Людмила лежала с открытыми глазами, глядя в светлый проем окна, за которым горел фонарь, не в силах побороть нервное возбуждение, не в силах снова уснуть, несмотря на снотворное. Накатывали воспоминания, как части мозаики, крутились в голове какие-то осколки, прежде чем, в конце концов, все эти отдельные кусочки не сложились в целостную картину. Этот негодяй убил ее. Может быть, не в прямом смысле, но это сделал именно он. Если бы он не преследовал ее, Вероника не поехала бы неизвестно куда. Ну, конечно же, она убегала от него! Он начало и причина всех бед ее дочери. И ходит, как ни в чем не бывало по улицам, когда Вероники уже, возможно, нет в живых.
В шесть часов поднялась, присела на банкетку, подняла голову. Из зеркала из-под опухших век на нее смотрели слезящиеся глаза растрепанной старухи. Она закрыла лицо руками. Потом бросилась в ванную — скорее стать под струю теплой воды и смыть, смыть с себя это привидение. Сколько усилий она прилагала, чтобы выглядеть свежо и молодо, справедливо считая, что она сама лучшая реклама своей работы. За это ее и любили клиенты, потому ей и доверяли. Если она так выглядит в свои годы, значит, поможет и им. А доверие со стороны клиента, вера в твои силы — это уже половина работы. И, вот, переживания нескольких дней и ночей перечеркнула все ее усилия.
Впрочем, это была минутная слабость. Она взяла себя в руки. Заставила себя одеться, кое-как причесалась, стараясь не смотреть на свое отражение. Нельзя, нельзя распускаться. Жизнь никогда не была к ней слишком добра. Однако же она не опустилась на дно, выплыла, выстояла.
«Не реви. Как сказал один мудрец, все проходит, и это тоже пройдет, — утешала ее врачиха, когда Людмила, явившись на прием в женскую консультацию, узнала, что беременна. — Что делать, что делать… Рожай, пока молодая. Ну и что, что отца не будет? По нашим временам, так это почти норма. Лучше уж его не иметь, чем иметь какого-нибудь пьяницу… Не пьяница? Ну, так значит, негодяй, если бросил тебя беременную. А негодяя лучше и дитю не знать. Поверь мне, ребенок это большая женская радость». Куда было деваться? С четырехмесячным сроком кто бы стал делать ей аборт? Это сейчас у нее полно знакомств. А тогда она была одна-одинешенька в чужом городе, ни друзей, ни связей, ни знакомых.

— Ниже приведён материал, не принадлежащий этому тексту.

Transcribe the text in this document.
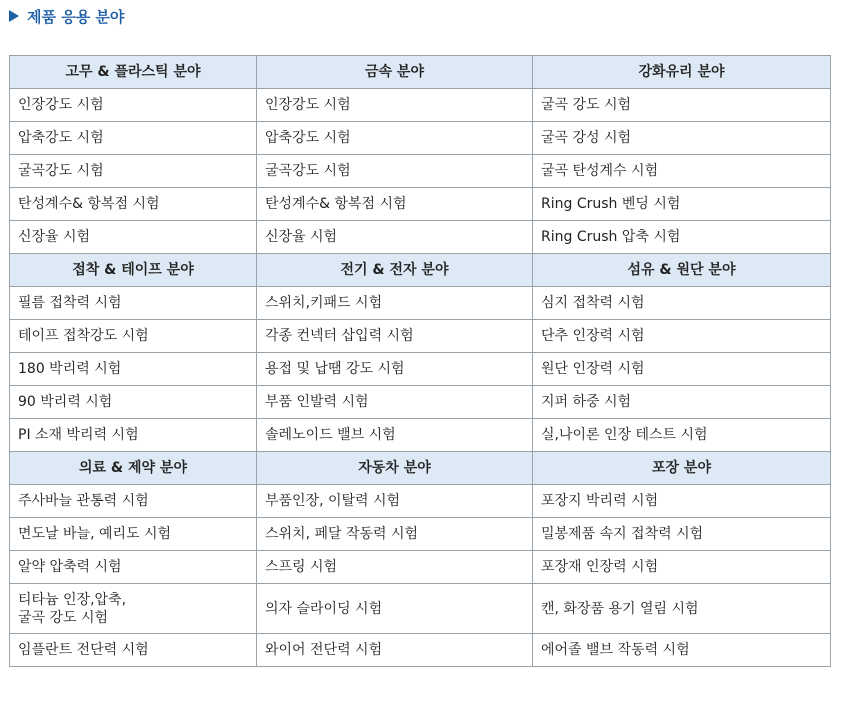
제품 응용 분야
고무 & 플라스틱 분야	금속 분야	강화유리 분야
인장강도 시험	인장강도 시험	굴곡 강도 시험
압축강도 시험	압축강도 시험	굴곡 강성 시험
굴곡강도 시험	굴곡강도 시험	굴곡 탄성계수 시험
탄성계수& 항복점 시험	탄성계수& 항복점 시험	Ring Crush 벤딩 시험
신장율 시험	신장율 시험	Ring Crush 압축 시험
접착 & 테이프 분야	전기 & 전자 분야	섬유 & 원단 분야
필름 접착력 시험	스위치,키패드 시험	심지 접착력 시험
테이프 접착강도 시험	각종 컨넥터 삽입력 시험	단추 인장력 시험
180 박리력 시험	용접 및 납땜 강도 시험	원단 인장력 시험
90 박리력 시험	부품 인발력 시험	지퍼 하중 시험
PI 소재 박리력 시험	솔레노이드 밸브 시험	실,나이론 인장 테스트 시험
의료 & 제약 분야	자동차 분야	포장 분야
주사바늘 관통력 시험	부품인장, 이탈력 시험	포장지 박리력 시험
면도날 바늘, 예리도 시험	스위치, 페달 작동력 시험	밀봉제품 속지 접착력 시험
알약 압축력 시험	스프링 시험	포장재 인장력 시험
티타늄 인장,압축,
굴곡 강도 시험	의자 슬라이딩 시험	캔, 화장품 용기 열림 시험
임플란트 전단력 시험	와이어 전단력 시험	에어졸 밸브 작동력 시험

До сих пор помнит Людмила лицо матери, когда без предупреждения, задолго до окончания учебного года она внесла в маленькую кухню свой чемодан. Взглянув на расстегнутое пальто, та сразу же поняла, в чем дело. Выучилась уже, значит, сказала. Ну, что ж, будешь здесь доучиваться. Только в деревне один университет — ферма. Матери было тяжело. Меньше всего она ждала, что ее спокойная разумная дочь вернется домой с таким «подарком». Людмила всегда училась хорошо, хлопот не доставляла. До этих самых пор. И вот — на тебе, попалась на удочку какого-то городского прохвоста.
До декретного отпуска она проработала три месяца уборщицей в конторе, чтобы хоть какие-то декретные получить. Из уважения к матери взяли. Да и куда ее с пузом, да еще в зиму? А в мае она родила девочку. Хотела назвать Верой, в честь бабушки, но та воспротивилась. Из суеверия. Боялась, что внучка вместе с именем и ее трудную судьбу в наследство получит. Вероникой запиши, неожиданно застенчиво попросила, красивое имя.